Development of L10-ordered FePt Thin Film for Magnetic Recording Application

L1₀ FePt is a promising material candidate for heat assisted magnetic recording (HAMR) and spintronic device applications due to its superior physical properties, such as

excellent magneto-crystalline anisotropy, high saturation magnetization, good spin polarization efficiency, good chemical stability, etc. To control the long-range chemical

ordering (S), texture, magnetic properties, microstructure, and other physical properties such as Curie temperature (Tc) and anisotropy field (Hk) are the keys in developing

suitable nanostructured L10 FePt for different applications. Despite the significant research progresses in developing L1₀ FePt nanostructured thin film for HAMR media in

recent years, there are still many remaining challenges.

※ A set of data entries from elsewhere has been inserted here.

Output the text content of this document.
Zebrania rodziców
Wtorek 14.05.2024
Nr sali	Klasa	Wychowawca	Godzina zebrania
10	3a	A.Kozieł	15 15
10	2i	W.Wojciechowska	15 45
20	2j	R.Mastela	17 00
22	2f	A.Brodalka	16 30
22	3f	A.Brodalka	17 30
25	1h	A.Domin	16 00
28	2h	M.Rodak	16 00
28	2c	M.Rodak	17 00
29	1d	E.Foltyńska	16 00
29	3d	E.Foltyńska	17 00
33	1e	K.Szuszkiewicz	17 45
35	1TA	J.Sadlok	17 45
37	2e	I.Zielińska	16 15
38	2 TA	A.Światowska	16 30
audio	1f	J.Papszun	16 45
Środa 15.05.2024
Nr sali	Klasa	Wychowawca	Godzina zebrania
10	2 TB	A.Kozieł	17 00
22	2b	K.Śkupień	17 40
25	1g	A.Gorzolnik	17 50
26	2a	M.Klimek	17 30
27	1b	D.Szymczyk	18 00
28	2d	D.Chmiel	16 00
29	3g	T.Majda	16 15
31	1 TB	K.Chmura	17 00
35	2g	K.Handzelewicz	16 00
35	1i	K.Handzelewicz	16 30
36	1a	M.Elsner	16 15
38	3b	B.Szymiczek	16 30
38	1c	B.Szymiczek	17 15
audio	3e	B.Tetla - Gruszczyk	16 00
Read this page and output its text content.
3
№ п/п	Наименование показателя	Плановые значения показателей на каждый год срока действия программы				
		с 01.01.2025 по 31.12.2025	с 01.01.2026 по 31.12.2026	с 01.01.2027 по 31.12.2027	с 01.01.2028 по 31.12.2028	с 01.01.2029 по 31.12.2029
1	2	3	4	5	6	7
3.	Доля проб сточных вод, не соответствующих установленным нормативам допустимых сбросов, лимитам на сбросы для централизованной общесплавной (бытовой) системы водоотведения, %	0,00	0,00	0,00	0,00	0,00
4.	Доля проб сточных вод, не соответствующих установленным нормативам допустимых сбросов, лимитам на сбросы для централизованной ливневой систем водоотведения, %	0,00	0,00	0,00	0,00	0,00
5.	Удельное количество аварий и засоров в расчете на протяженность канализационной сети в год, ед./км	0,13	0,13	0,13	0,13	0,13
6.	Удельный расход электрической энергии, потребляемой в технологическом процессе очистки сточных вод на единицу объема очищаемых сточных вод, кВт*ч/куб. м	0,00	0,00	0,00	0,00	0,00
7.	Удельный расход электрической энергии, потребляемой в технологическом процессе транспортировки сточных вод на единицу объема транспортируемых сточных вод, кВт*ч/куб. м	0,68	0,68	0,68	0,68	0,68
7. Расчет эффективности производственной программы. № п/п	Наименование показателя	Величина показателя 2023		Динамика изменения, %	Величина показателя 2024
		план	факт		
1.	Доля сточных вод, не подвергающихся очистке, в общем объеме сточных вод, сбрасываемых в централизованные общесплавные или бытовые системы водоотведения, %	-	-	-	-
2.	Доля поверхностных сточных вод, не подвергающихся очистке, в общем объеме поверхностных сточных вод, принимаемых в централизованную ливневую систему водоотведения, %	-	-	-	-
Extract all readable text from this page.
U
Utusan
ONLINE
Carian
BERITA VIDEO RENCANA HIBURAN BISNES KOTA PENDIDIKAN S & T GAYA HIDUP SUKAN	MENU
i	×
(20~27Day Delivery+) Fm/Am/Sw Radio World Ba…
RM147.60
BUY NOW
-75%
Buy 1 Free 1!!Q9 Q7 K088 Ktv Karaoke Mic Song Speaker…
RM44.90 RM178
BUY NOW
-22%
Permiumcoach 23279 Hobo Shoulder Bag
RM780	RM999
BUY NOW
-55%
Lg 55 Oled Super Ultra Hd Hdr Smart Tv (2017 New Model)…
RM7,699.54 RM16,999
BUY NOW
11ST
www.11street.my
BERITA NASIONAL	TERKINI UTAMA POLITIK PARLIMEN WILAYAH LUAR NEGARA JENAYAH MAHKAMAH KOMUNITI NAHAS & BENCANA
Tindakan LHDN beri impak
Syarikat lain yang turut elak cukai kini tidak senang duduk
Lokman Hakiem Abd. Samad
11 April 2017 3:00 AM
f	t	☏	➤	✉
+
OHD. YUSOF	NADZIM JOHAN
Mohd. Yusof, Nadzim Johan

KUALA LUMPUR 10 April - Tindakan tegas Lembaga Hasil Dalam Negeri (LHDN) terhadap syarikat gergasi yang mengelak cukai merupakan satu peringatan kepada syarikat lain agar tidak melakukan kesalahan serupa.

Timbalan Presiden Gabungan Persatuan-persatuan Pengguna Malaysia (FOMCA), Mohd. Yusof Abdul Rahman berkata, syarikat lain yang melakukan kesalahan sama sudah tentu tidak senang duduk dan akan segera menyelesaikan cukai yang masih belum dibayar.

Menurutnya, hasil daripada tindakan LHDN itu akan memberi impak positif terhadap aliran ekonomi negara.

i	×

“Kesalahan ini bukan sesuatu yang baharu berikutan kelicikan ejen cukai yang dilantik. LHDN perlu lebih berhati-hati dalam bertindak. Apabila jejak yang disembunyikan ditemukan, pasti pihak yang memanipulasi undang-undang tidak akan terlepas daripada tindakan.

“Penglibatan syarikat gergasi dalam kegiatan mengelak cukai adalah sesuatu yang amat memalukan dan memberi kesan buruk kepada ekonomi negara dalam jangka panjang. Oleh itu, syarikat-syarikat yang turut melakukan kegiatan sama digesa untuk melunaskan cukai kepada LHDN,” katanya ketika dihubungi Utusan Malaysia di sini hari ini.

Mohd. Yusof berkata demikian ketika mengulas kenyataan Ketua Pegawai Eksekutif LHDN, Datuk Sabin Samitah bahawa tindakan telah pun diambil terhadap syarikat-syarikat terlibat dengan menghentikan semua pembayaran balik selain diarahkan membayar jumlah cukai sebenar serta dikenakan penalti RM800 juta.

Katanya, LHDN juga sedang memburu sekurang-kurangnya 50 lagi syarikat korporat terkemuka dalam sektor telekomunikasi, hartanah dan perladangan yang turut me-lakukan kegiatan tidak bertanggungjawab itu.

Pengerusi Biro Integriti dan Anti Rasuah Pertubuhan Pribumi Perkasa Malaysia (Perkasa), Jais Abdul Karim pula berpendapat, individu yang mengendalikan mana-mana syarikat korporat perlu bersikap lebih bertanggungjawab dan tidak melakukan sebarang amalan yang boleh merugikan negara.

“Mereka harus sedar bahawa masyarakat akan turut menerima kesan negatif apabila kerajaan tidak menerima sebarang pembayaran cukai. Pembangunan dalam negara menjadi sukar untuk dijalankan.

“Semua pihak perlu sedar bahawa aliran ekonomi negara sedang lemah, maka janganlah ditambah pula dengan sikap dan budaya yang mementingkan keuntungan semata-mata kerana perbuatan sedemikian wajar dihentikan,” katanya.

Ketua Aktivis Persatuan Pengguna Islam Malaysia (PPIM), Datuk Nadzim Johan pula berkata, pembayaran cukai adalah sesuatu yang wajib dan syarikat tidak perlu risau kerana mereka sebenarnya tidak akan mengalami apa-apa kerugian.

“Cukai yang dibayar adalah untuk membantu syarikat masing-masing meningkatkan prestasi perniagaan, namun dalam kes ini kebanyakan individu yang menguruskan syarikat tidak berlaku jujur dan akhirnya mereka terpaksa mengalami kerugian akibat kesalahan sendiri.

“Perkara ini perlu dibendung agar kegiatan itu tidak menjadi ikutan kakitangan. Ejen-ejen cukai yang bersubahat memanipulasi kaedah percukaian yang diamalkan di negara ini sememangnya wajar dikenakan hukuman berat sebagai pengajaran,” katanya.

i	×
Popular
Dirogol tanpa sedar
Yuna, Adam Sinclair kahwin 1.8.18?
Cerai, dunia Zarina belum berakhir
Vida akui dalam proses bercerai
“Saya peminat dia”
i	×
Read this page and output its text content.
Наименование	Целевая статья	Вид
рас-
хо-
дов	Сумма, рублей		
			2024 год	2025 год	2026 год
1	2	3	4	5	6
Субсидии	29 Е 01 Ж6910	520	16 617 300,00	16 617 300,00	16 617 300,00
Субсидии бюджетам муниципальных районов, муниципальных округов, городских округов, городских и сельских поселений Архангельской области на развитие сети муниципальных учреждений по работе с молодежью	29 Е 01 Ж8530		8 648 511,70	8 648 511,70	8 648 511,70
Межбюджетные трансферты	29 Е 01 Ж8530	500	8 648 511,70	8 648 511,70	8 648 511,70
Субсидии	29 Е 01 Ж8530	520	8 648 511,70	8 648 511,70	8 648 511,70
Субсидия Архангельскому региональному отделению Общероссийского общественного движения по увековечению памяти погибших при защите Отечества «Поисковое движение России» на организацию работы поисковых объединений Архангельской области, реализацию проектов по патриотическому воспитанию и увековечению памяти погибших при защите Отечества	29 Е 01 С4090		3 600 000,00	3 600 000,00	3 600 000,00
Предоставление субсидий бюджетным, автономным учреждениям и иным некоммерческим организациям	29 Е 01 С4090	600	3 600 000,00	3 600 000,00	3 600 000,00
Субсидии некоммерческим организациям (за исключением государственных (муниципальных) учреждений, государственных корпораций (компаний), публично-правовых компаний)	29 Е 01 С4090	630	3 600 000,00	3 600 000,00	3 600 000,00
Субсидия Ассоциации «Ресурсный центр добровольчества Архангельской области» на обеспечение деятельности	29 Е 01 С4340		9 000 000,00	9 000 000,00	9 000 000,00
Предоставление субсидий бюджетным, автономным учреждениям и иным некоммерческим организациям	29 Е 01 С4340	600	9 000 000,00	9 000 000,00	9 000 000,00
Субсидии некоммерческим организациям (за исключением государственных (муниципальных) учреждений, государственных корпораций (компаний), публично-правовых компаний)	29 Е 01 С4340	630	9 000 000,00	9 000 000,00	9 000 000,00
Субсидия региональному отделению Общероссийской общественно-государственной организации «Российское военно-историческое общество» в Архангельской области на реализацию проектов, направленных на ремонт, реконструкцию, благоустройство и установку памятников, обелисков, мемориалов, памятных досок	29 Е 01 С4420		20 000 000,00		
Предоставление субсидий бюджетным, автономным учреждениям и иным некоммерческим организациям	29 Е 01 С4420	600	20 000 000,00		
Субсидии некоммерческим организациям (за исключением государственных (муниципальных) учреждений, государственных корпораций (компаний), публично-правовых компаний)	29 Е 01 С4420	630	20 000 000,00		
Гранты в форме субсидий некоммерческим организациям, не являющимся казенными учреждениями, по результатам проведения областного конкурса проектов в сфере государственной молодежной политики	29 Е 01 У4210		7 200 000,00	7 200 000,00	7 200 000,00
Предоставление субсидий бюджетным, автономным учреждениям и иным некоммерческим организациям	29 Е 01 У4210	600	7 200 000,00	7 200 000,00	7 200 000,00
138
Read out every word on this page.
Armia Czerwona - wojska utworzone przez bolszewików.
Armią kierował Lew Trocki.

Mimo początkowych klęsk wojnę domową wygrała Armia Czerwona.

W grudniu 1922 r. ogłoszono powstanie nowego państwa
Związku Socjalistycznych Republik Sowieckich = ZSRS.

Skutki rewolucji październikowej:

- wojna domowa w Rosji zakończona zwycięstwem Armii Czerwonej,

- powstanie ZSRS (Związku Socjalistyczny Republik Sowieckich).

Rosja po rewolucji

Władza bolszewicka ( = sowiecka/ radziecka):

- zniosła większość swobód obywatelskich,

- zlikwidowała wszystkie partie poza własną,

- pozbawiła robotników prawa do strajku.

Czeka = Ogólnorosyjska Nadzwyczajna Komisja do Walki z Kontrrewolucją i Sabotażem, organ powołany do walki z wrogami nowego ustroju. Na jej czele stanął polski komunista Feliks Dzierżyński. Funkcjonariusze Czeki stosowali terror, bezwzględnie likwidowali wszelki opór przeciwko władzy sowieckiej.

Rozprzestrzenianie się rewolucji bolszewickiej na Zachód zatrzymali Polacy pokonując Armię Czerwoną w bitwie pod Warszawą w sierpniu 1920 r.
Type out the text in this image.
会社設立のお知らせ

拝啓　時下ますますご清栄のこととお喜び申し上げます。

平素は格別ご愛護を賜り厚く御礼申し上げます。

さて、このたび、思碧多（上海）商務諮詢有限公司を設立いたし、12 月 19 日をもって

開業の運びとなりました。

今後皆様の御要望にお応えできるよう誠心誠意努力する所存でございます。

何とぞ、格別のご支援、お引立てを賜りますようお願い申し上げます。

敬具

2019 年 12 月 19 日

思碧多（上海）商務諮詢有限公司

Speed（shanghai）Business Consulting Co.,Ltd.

This research aims at exploring for potential solutions and providing an alternative way of thinking to tackle these

challenges. One critical challenge related to developing L1₀ FePt for HAMR application is to control the texture of FePt nano-grains and reduce the number density of multi-variant FePt grains. Ideally, small perpendicularly ordered FePt grains with c-axis perpendicular to the film plane without c-axis distribution are desired. However, in reality, the presence of polycrystalline MgO underlayer grain boundaries, MgO (002) texture distribution, and its surface roughness will lead to FePt c-axis distribution and formation of multi-variant FePt grains. In this research, the effect of inserting an annealed Cr buffer layer beneath MgO underlayer and inserting a prefabricated MgO-C template layer on top of MgO underlayer on the texture and magnetic properties of FePt nano-grains are studied.